About five years ago, I had a vision. It was this kind of sudden hungover epiphany in which I realised that a certain childhood memory of mine, perhaps my first memory ever, was in fact, not a memory at all.
As I tried to recount the visuals of the experience, I noticed something about the memory which, until that moment, had always alluded me. Something so stupidly obvious. And that was that the little filmic strip I’d always played over in my mind, the thing I knew to be the memory itself, was not from my point of view. As in, I, Curtis, was in the memory, the character of toddler me, sat there in the hallway of our old house, playing with little plastic action figures. But that wasn’t me. I mean, how could it be? Surely if it was a true memory, then every recalled visual of the experience needed to be from my own point of view; some series of subjective snapshots recorded only by own my eyes.
It suddenly became clear to me that this was just some form of fake, psychic home-video that my mind had created decades ago to fill in the gaps of some half-remembered truth. But why? And how had I never considered this before? I mean, I knew most of my memories were exaggerated and misremembered, but I never noticed how the imagistic components of these memories were completely made up too.
And the more memories I waded through — core, life-defining memories — the more I realised how most of them were from similarly impossible third-person angles, all including some fictitious version of me within them.

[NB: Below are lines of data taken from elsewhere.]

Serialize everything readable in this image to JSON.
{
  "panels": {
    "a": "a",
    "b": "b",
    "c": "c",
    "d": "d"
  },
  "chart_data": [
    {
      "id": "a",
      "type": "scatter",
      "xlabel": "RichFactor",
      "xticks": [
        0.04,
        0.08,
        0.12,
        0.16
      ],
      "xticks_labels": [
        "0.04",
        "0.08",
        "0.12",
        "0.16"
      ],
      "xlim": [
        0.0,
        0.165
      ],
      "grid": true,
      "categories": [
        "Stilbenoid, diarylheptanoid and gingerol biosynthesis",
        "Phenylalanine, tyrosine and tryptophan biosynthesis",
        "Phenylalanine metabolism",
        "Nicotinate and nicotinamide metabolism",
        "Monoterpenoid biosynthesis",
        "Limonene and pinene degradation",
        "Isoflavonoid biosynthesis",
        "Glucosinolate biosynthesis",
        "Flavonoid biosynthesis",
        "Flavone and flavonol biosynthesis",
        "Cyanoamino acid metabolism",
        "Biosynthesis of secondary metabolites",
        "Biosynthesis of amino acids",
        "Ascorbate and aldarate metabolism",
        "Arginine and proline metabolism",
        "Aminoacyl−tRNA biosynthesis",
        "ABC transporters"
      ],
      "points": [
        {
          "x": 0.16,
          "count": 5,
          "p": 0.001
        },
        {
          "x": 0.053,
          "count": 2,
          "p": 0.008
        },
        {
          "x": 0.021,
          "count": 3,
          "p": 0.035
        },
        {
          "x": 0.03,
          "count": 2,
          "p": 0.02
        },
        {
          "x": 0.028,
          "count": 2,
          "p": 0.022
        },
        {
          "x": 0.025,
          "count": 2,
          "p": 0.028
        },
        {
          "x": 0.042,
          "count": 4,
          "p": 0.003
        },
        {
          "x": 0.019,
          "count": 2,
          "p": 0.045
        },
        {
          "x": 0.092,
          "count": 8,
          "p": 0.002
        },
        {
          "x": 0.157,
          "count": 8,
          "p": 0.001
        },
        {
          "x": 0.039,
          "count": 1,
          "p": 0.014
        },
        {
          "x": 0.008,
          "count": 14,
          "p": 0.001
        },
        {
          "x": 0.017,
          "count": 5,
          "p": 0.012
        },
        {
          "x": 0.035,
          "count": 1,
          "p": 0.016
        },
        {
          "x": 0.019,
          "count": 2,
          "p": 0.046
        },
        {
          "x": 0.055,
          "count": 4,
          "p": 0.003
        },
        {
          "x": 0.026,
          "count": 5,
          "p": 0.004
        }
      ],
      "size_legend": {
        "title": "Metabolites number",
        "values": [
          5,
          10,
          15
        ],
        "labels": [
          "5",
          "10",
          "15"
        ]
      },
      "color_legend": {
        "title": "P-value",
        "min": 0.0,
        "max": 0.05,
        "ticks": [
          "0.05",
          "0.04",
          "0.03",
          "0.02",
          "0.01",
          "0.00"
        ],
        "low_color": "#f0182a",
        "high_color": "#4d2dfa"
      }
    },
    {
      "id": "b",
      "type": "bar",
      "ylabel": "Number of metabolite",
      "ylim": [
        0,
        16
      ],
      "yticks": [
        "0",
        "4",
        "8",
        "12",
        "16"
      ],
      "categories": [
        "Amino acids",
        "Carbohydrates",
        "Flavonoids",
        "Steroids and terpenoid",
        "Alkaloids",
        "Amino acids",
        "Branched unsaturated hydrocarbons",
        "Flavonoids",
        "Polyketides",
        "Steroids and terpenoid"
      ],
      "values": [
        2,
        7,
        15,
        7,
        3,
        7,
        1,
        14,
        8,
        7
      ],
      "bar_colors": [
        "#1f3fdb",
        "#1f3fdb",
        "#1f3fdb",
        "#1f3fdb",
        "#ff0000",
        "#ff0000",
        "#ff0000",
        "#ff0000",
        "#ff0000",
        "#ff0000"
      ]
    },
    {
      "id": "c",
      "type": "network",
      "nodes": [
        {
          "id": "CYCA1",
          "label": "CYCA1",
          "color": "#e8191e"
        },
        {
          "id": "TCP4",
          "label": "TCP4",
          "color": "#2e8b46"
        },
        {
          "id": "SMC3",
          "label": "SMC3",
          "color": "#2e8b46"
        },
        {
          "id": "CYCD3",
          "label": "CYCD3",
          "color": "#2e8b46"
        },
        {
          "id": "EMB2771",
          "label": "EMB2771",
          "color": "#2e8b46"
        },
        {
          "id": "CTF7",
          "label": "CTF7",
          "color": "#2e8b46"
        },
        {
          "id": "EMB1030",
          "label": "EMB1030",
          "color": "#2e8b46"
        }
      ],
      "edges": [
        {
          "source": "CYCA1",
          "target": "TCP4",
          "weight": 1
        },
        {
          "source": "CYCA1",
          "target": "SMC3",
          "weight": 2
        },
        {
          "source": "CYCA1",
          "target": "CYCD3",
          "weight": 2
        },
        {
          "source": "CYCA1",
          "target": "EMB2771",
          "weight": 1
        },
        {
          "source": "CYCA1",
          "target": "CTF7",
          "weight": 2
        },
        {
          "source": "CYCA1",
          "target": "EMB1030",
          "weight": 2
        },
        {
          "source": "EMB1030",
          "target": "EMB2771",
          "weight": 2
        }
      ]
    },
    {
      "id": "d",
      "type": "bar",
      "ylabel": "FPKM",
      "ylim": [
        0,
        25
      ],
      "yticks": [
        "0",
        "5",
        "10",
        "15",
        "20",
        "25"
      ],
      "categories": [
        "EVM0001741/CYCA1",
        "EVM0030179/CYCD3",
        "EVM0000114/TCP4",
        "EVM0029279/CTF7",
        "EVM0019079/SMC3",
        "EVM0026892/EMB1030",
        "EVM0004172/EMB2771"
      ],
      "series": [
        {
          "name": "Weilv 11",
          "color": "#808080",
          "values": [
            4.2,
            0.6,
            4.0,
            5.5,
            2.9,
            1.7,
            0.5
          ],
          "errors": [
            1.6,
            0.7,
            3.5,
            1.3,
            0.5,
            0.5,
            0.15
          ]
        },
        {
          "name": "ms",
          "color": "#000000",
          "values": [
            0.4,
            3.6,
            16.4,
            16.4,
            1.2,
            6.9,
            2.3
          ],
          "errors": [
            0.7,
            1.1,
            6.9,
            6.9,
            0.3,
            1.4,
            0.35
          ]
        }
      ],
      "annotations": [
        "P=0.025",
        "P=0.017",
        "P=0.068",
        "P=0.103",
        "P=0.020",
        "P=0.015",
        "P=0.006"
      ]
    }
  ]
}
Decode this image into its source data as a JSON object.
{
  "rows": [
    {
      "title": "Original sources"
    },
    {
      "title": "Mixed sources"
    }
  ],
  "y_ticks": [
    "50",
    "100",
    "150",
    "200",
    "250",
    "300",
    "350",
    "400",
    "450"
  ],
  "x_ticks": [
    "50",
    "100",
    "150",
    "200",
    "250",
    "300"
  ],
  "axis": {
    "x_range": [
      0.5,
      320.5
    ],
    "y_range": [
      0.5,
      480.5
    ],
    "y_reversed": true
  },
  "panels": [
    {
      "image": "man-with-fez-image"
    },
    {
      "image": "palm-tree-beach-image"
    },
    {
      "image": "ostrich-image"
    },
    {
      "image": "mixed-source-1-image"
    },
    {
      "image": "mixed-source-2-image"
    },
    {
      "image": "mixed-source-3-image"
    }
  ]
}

And so what are these things? These unconscious constructed visions? Is this how our memory is supposed to work? We experience something in its infinite detail and then our consciousness translates it into a more digestible narrative? A kind of film? And why is this the case? To tell us who we are? Or who we perceive ourselves to be? Our identity? And what happens to these memories over the course of a decade, or two, or six? How long do we hold onto these imagined short films that our minds make up? When do we question their accuracy? I mean, what even drives a memory? The visuals? The facts? The emotions of a particular moment? All of the above? None of it?